# OneCoin



## blah (Jan 17, 2018)

Hi!
I noticed there was a crypto forum, but not yet a thread about ONECOIN:  THE FUTURE OF PAYMENT.

I got intersted in this endeavour a few years ago, and has been keeping myself up to date. Thought I'd share what I've learned.

BigCoin is an old crypto ponzi scheme, relaunched under the name OneCoin. The sitre was literally copied and pasted, with some of the metadata still pointing to BigCoin. The coin markets itself as the future of payment, but there does not seem to be any way to actually trade or use your coins except through companies that are directly invoilved with the scam.

They are not publically listed like most other cryptos, so they had an exchange of their own where they could buy/sell coins between themselves. I should say buy, since as soon as a low-tier member tries to cash out there are mysterious problems.

The only site where you can 'buy' stuff with coins is called dealshaker.com, and its basically a scam marketplace. Notice you can not buy anything without paying real FIAT in addition to the coins. Most of the products you 'buy' either does not exist, or have very weird terms that makes it improbable that you will ever be able to collect your purchase.

The few things that are actually physical goods are often more expensive than it is to buy them from a retailer, in ADDITION you have to pay with your hard earned ponzi points.


The way the scam works is, you buy yourself a package of 'tokens' that can be used to 'mine' onecoins, that will show up on a 'public' ledger (more on this later).
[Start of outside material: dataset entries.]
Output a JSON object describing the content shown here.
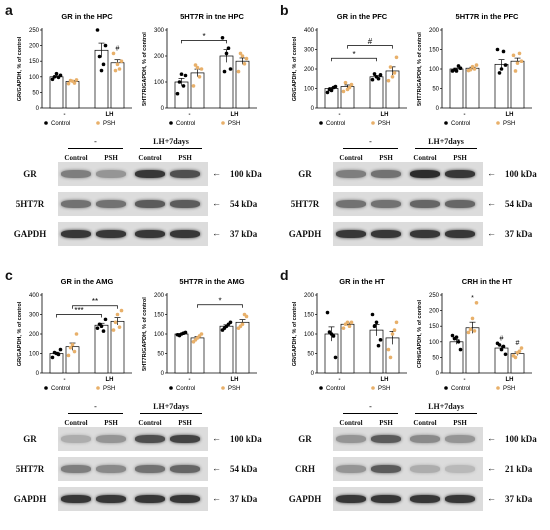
{
  "panels": [
    {
      "letter": "a"
    },
    {
      "letter": "b"
    },
    {
      "letter": "c"
    },
    {
      "letter": "d"
    }
  ],
  "legend": {
    "control": "Control",
    "psh": "PSH"
  },
  "colors": {
    "control": "#000000",
    "psh": "#e8b06a",
    "bar": "#ffffff"
  },
  "chart_data": [
    {
      "type": "bar",
      "title": "GR in the HPC",
      "ylabel": "GR/GAPDH, % of control",
      "categories": [
        "-",
        "LH"
      ],
      "ylim": [
        0,
        250
      ],
      "yticks": [
        0,
        50,
        100,
        150,
        200,
        250
      ],
      "series": [
        {
          "name": "Control",
          "values": [
            100,
            185
          ],
          "points": [
            [
              92,
              105,
              100,
              98,
              110
            ],
            [
              250,
              200,
              165,
              140,
              120
            ]
          ]
        },
        {
          "name": "PSH",
          "values": [
            85,
            145
          ],
          "points": [
            [
              78,
              90,
              88,
              80,
              86
            ],
            [
              175,
              150,
              120,
              125,
              140
            ]
          ]
        }
      ],
      "annotations": [
        {
          "text": "#",
          "x": "LH",
          "series": "PSH"
        }
      ],
      "brackets": []
    },
    {
      "type": "bar",
      "title": "5HT7R in tne HPC",
      "ylabel": "5HT7R/GAPDH, % of control",
      "categories": [
        "-",
        "LH"
      ],
      "ylim": [
        0,
        300
      ],
      "yticks": [
        0,
        100,
        200,
        300
      ],
      "series": [
        {
          "name": "Control",
          "values": [
            100,
            200
          ],
          "points": [
            [
              55,
              125,
              100,
              85,
              130
            ],
            [
              270,
              150,
              140,
              230,
              210
            ]
          ]
        },
        {
          "name": "PSH",
          "values": [
            135,
            180
          ],
          "points": [
            [
              85,
              150,
              165,
              120,
              155
            ],
            [
              140,
              190,
              210,
              170,
              200
            ]
          ]
        }
      ],
      "annotations": [],
      "brackets": [
        {
          "text": "*",
          "from": "-/Control",
          "to": "LH/Control",
          "y": 260
        }
      ]
    },
    {
      "type": "bar",
      "title": "GR in the PFC",
      "ylabel": "GR/GAPDH, % of control",
      "categories": [
        "-",
        "LH"
      ],
      "ylim": [
        0,
        400
      ],
      "yticks": [
        0,
        100,
        200,
        300,
        400
      ],
      "series": [
        {
          "name": "Control",
          "values": [
            100,
            160
          ],
          "points": [
            [
              80,
              110,
              95,
              105,
              90
            ],
            [
              145,
              170,
              175,
              150,
              160
            ]
          ]
        },
        {
          "name": "PSH",
          "values": [
            110,
            190
          ],
          "points": [
            [
              85,
              120,
              130,
              105,
              95
            ],
            [
              140,
              260,
              210,
              180,
              160
            ]
          ]
        }
      ],
      "annotations": [],
      "brackets": [
        {
          "text": "*",
          "from": "-/Control",
          "to": "LH/Control",
          "y": 255
        },
        {
          "text": "#",
          "from": "-/PSH",
          "to": "LH/PSH",
          "y": 320
        }
      ]
    },
    {
      "type": "bar",
      "title": "5HT7R in the PFC",
      "ylabel": "5HT7R/GAPDH, % of control",
      "categories": [
        "-",
        "LH"
      ],
      "ylim": [
        0,
        200
      ],
      "yticks": [
        0,
        50,
        100,
        150,
        200
      ],
      "series": [
        {
          "name": "Control",
          "values": [
            100,
            112
          ],
          "points": [
            [
              95,
              102,
              98,
              108,
              95
            ],
            [
              150,
              110,
              90,
              145,
              100
            ]
          ]
        },
        {
          "name": "PSH",
          "values": [
            102,
            120
          ],
          "points": [
            [
              96,
              110,
              98,
              100,
              106
            ],
            [
              135,
              120,
              95,
              140,
              115
            ]
          ]
        }
      ],
      "annotations": [],
      "brackets": []
    },
    {
      "type": "bar",
      "title": "GR in the AMG",
      "ylabel": "GR/GAPDH, % of control",
      "categories": [
        "-",
        "LH"
      ],
      "ylim": [
        0,
        400
      ],
      "yticks": [
        0,
        100,
        200,
        300,
        400
      ],
      "series": [
        {
          "name": "Control",
          "values": [
            100,
            245
          ],
          "points": [
            [
              80,
              120,
              105,
              95,
              100
            ],
            [
              230,
              275,
              250,
              215,
              240
            ]
          ]
        },
        {
          "name": "PSH",
          "values": [
            135,
            265
          ],
          "points": [
            [
              90,
              200,
              130,
              110,
              145
            ],
            [
              220,
              320,
              260,
              235,
              300
            ]
          ]
        }
      ],
      "annotations": [],
      "brackets": [
        {
          "text": "***",
          "from": "-/Control",
          "to": "LH/Control",
          "y": 300
        },
        {
          "text": "**",
          "from": "-/PSH",
          "to": "LH/PSH",
          "y": 345
        }
      ]
    },
    {
      "type": "bar",
      "title": "5HT7R in the AMG",
      "ylabel": "5HT7R/GAPDH, % of control",
      "categories": [
        "-",
        "LH"
      ],
      "ylim": [
        0,
        200
      ],
      "yticks": [
        0,
        50,
        100,
        150,
        200
      ],
      "series": [
        {
          "name": "Control",
          "values": [
            100,
            120
          ],
          "points": [
            [
              98,
              104,
              96,
              102,
              100
            ],
            [
              110,
              130,
              115,
              125,
              120
            ]
          ]
        },
        {
          "name": "PSH",
          "values": [
            90,
            130
          ],
          "points": [
            [
              80,
              100,
              85,
              95,
              90
            ],
            [
              115,
              145,
              120,
              150,
              125
            ]
          ]
        }
      ],
      "annotations": [],
      "brackets": [
        {
          "text": "*",
          "from": "-/PSH",
          "to": "LH/PSH",
          "y": 175
        }
      ]
    },
    {
      "type": "bar",
      "title": "GR in the HT",
      "ylabel": "GR/GAPDH, % of control",
      "categories": [
        "-",
        "LH"
      ],
      "ylim": [
        0,
        200
      ],
      "yticks": [
        0,
        50,
        100,
        150,
        200
      ],
      "series": [
        {
          "name": "Control",
          "values": [
            100,
            110
          ],
          "points": [
            [
              155,
              40,
              105,
              95,
              100
            ],
            [
              150,
              85,
              120,
              70,
              130
            ]
          ]
        },
        {
          "name": "PSH",
          "values": [
            125,
            90
          ],
          "points": [
            [
              115,
              130,
              125,
              120,
              130
            ],
            [
              60,
              130,
              40,
              110,
              100
            ]
          ]
        }
      ],
      "annotations": [],
      "brackets": []
    },
    {
      "type": "bar",
      "title": "CRH in the HT",
      "ylabel": "CRH/GAPDH, % of control",
      "categories": [
        "-",
        "LH"
      ],
      "ylim": [
        0,
        250
      ],
      "yticks": [
        0,
        50,
        100,
        150,
        200,
        250
      ],
      "series": [
        {
          "name": "Control",
          "values": [
            100,
            80
          ],
          "points": [
            [
              120,
              75,
              110,
              100,
              115
            ],
            [
              95,
              60,
              90,
              85,
              75
            ]
          ]
        },
        {
          "name": "PSH",
          "values": [
            145,
            62
          ],
          "points": [
            [
              130,
              225,
              140,
              135,
              175
            ],
            [
              55,
              80,
              50,
              70,
              65
            ]
          ]
        }
      ],
      "annotations": [
        {
          "text": "*",
          "x": "-",
          "series": "PSH"
        },
        {
          "text": "#",
          "x": "LH",
          "series": "Control"
        },
        {
          "text": "#",
          "x": "LH",
          "series": "PSH"
        }
      ],
      "brackets": []
    }
  ],
  "blots": [
    {
      "groups": [
        "-",
        "LH+7days"
      ],
      "lanes": [
        "Control",
        "PSH",
        "Control",
        "PSH"
      ],
      "rows": [
        {
          "name": "GR",
          "kda": "100 kDa",
          "intensity": [
            0.55,
            0.45,
            0.85,
            0.75
          ]
        },
        {
          "name": "5HT7R",
          "kda": "54 kDa",
          "intensity": [
            0.6,
            0.6,
            0.7,
            0.7
          ]
        },
        {
          "name": "GAPDH",
          "kda": "37 kDa",
          "intensity": [
            0.85,
            0.85,
            0.85,
            0.85
          ]
        }
      ]
    },
    {
      "groups": [
        "-",
        "LH+7days"
      ],
      "lanes": [
        "Control",
        "PSH",
        "Control",
        "PSH"
      ],
      "rows": [
        {
          "name": "GR",
          "kda": "100 kDa",
          "intensity": [
            0.55,
            0.6,
            0.9,
            0.85
          ]
        },
        {
          "name": "5HT7R",
          "kda": "54 kDa",
          "intensity": [
            0.6,
            0.6,
            0.65,
            0.65
          ]
        },
        {
          "name": "GAPDH",
          "kda": "37 kDa",
          "intensity": [
            0.85,
            0.85,
            0.85,
            0.85
          ]
        }
      ]
    },
    {
      "groups": [
        "-",
        "LH+7days"
      ],
      "lanes": [
        "Control",
        "PSH",
        "Control",
        "PSH"
      ],
      "rows": [
        {
          "name": "GR",
          "kda": "100 kDa",
          "intensity": [
            0.35,
            0.45,
            0.75,
            0.8
          ]
        },
        {
          "name": "5HT7R",
          "kda": "54 kDa",
          "intensity": [
            0.55,
            0.5,
            0.6,
            0.65
          ]
        },
        {
          "name": "GAPDH",
          "kda": "37 kDa",
          "intensity": [
            0.85,
            0.85,
            0.85,
            0.85
          ]
        }
      ]
    },
    {
      "groups": [
        "-",
        "LH+7days"
      ],
      "lanes": [
        "Control",
        "PSH",
        "Control",
        "PSH"
      ],
      "rows": [
        {
          "name": "GR",
          "kda": "100 kDa",
          "intensity": [
            0.45,
            0.7,
            0.5,
            0.45
          ]
        },
        {
          "name": "CRH",
          "kda": "21 kDa",
          "intensity": [
            0.45,
            0.7,
            0.35,
            0.3
          ]
        },
        {
          "name": "GAPDH",
          "kda": "37 kDa",
          "intensity": [
            0.85,
            0.85,
            0.85,
            0.85
          ]
        }
      ]
    }
  ]
}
When try try to sell you their product they are very VERY attentive as to not actually say that you are making an investment.

You are, according to them, not actually paying for the tokens/coins, but for some educational material. The material in question is ripped straight from wikipedia and even some books on economics.

Here are some packages you can buy, notice that you get 'FREE' tokens in adition to your package:





€27000 for a top tier education in economics? What a steal!

One 'token' is, according to their imaginary rate, about 1 euro, which is strange seeing that you could buy a package, sell your coins and earn infinitely money if it worked as 'intended'. But the point was never to use it as an investment, its all education r-right?

Here is the CEO Ruja Ignatova explaining how, by doubling the amount of coins in circulation, the existing coins will still have the same value that they have currently:


Spoiler: ruja ignatova











The blockchain, of course, does not exist; but still they had a visualization of the blockchain on their site. So wait, how can they visualize something that doesn't exist? Stock footage of course.


Spoiler: back-office printscreen










Here it is, original blockchain please do not steal: https://www.shutterstock.com/fi/video/clip-1089709-stock-footage-computer-program.html

The people that fall for this are probably all exceptional, but the 'team leaders' are of course aware of what is happening and are trying desperatly to convince people that it is legit. Every time a country declares their 'business' illegal they have a hilariously lengthy reply as to why they have been wronged, and it usually involves jewish bankers trying to keep the small guy down.

My favorite leader is probably Ken Labine since he can't help himself from iteracting with the 'haters': 



Spoiler: ken says goodbye to the haters











There is a LOT more information on http://behindmlm.com/category/companies/onecoin/ if you are interested. I was trying to make thread informative, but I realized that I'd have to sit here for days and days so I think I'll give up now.

Here are some interesting people:
Ken Labine
Kari Wahlroos
Ruja Ignatova

Please tell me if there is anything I forgot or if the thread is so shitty you have to throw it away, what else I could include to give it a good start.[/spoiler]


----------



## Null (Jan 17, 2018)

I can't wait for the suicides.


----------



## Buster O'Keefe (Oct 29, 2019)

Not sure if it's bad form to necro this, but the BBC have a podcast about Ruja and Onecoin:








						BBC Sounds - The Missing Cryptoqueen
					

Dr Ruja persuaded millions to join her financial revolution - then she disappeared. Why?




					www.bbc.co.uk
				



Haven't listened to all of it, but shit gets weird.


----------



## IHateTheFrench (Apr 1, 2022)

Lol, this thread is only getting reccomended to me now. I remember playing vidya with this guy, whose father was an absolute dead-beat dad. He stole his sons university funds and stopped paying child support to go all in on OneCoin. That was like 20k-25k €. I laughed so fucking hard when i heard about it. How can people be that much of a sucker that they buy into this shitshow, especially after all the scam warnings that popped up after a simple google search and only being able to find more and more sketchy shit after looking only deeper into it.


----------



## ddw (Apr 7, 2022)

TroyMcGoy2ElectricBoogalo said:


> Lol, this thread is only getting reccomended to me now. I remember playing vidya with this guy, whose father was an absolute dead-beat dad. He stole his sons university funds and stopped paying child support to go all in on OneCoin. That was like 20k-25k €. I laughed so fucking hard when i heard about it. How can people be that much of a sucker that they buy into this shitshow, especially after all the scam warnings that popped up after a simple google search and only being able to find more and more sketchy shit after looking only deeper into it.


dude should've beaten his dad to death with a tire iron nocap


----------